Contrary to what many believe, industry – not the US government – is the source of almost all of the new drugs approved in the US. A study of the 196 new drugs approved by the FDA during 1981-1990 showed that industry was the source of 181 of the drugs (92.4%), academia was the source of seven of the drugs (3.6%), and government was the source of two of the drugs (1%). Government and academic scientists lead the way in basic research about how diseases are caused and develop, while industry leads the way in translating that knowledge into new medicines to help and heal patients.

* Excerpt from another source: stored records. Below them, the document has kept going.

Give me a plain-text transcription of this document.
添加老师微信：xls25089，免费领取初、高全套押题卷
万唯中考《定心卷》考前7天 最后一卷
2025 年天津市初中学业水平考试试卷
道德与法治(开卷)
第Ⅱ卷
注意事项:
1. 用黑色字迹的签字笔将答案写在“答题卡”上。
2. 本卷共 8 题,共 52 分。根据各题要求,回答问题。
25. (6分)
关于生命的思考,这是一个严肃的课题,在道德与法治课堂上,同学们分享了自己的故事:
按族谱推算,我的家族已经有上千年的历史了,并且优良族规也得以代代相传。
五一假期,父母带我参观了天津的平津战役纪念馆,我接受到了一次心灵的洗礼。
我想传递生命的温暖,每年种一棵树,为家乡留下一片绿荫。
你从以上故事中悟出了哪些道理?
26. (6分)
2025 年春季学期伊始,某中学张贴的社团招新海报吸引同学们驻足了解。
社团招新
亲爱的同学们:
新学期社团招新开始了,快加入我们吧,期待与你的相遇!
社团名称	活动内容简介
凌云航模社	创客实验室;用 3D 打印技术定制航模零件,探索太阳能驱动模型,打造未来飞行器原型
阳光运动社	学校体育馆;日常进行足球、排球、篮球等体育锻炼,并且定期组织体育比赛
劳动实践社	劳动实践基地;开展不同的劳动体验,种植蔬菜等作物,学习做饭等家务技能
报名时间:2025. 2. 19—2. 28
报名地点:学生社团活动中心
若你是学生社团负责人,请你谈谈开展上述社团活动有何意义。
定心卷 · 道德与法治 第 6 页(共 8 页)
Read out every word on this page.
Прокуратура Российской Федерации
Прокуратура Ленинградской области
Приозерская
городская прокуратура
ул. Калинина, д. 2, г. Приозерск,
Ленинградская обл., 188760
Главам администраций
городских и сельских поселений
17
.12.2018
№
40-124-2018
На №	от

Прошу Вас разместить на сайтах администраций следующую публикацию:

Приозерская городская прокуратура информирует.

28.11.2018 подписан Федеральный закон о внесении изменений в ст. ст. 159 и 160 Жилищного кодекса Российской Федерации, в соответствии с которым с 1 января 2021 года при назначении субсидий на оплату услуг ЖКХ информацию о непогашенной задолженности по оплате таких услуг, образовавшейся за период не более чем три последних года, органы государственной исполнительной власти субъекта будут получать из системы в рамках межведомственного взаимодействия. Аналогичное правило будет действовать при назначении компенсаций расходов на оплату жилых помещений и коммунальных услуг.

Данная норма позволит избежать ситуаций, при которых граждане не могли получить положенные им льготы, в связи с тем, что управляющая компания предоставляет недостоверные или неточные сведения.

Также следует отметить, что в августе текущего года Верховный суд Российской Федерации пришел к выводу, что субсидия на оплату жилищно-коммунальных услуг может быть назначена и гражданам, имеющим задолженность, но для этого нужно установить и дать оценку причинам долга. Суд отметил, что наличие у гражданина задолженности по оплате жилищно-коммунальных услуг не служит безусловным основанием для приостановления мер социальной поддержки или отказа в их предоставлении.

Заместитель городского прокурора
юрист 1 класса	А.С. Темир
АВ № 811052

Prescription drugs save lives – and money. “Prescription drugs are more important therapeutically than ever,” an editorial in the February 26, 1999 edition of the New York Times noted. “New drugs can save money overall by keeping patients out of the hospital.” They also keep patients out of nursing homes, emergency rooms, doctors’ offices – and on the job. In a 1993 study, for example, cancer patients whose immune systems were weakened by high-dose chemotherapy were helped by a new drug known as a colony-stimulating factor. The treatment saves $30,000 per patient in hospitalisation costs for bone-marrow transplants.

Pharmaceutical and biotechnology companies – ranging from older drug companies such as Bristol-Myers Squibb, Johnson & Johnson, Eli Lilly, Merck, and Pfizer to newer biotechnology companies such as Amgen, Biogen, Genentech, and Genzyme – have facilities all across the country, and indeed, all around the world. The industry employs almost 215,000 people in the US alone, including about 37,500 scientific and technical specialists. Of these, 29% hold PhDs, 4% are physicians, and 67% have a bachelor’s or master’s degree in science.

The scientists include Drs. Dale J Kempf and Daniel W Norbeck of Abbott Laboratories, who helped to discover and develop a powerful anti-AIDS drug; Dr. Perry Molinoff of Bristol-Myers Squibb, who is working on a new treatment for Alzheimer’s disease; Dr. Michael Jackson of the Robert Wood Johnson Pharmaceutical Research Institute, who is sifting through millions of human gene fragments to develop a new pain medicine, and Dr. Kari Nadeau of Biogen, who is helping to develop a drug for lupus, an autoimmune disease that afflicts more than 130,000 Americans alone, most of them women.

“Hang on to your hats – great things are coming down the line,” says Dr. Rachel Humphrey, who designs and manages cancer trails at Bayer Corporation.